I initially thought that by simply doing
$$ \frac{d}{dt}\begin{pmatrix} x \\ \lambda \end{pmatrix} = \nabla \mathcal{L}(x,\lambda)$$
one would achieve this. However, it does not seem to be as obvious any more, since 1. the zeros of the lagrange function we are seeking are saddle points, not minima, and 2. if one plugs in $$ \frac{d}{dt} g(x(t))$$ this results in some set of equations that do not seem to indicate that we stay on the manifold.

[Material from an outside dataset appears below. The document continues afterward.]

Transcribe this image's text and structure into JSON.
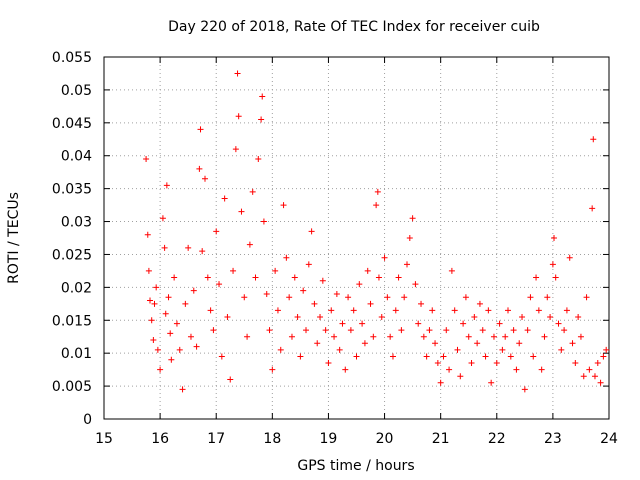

So, my question is, what would an appropiate flow look like that stays on the manifold and approaches a minimum? I.e., looking for some set of equations
$$\frac{d}{dt}\begin{pmatrix} x \\ \lambda \end{pmatrix} = \begin{pmatrix} u(x,\lambda) \\ v(x,\lambda) \end{pmatrix} $$
such that in particular
$$ \frac{d}{dt} g(x(t)) = \nabla_g(x(t)) u(x(t),\lambda(t)) = 0$$
and a local minimum is a fixed point of the equations.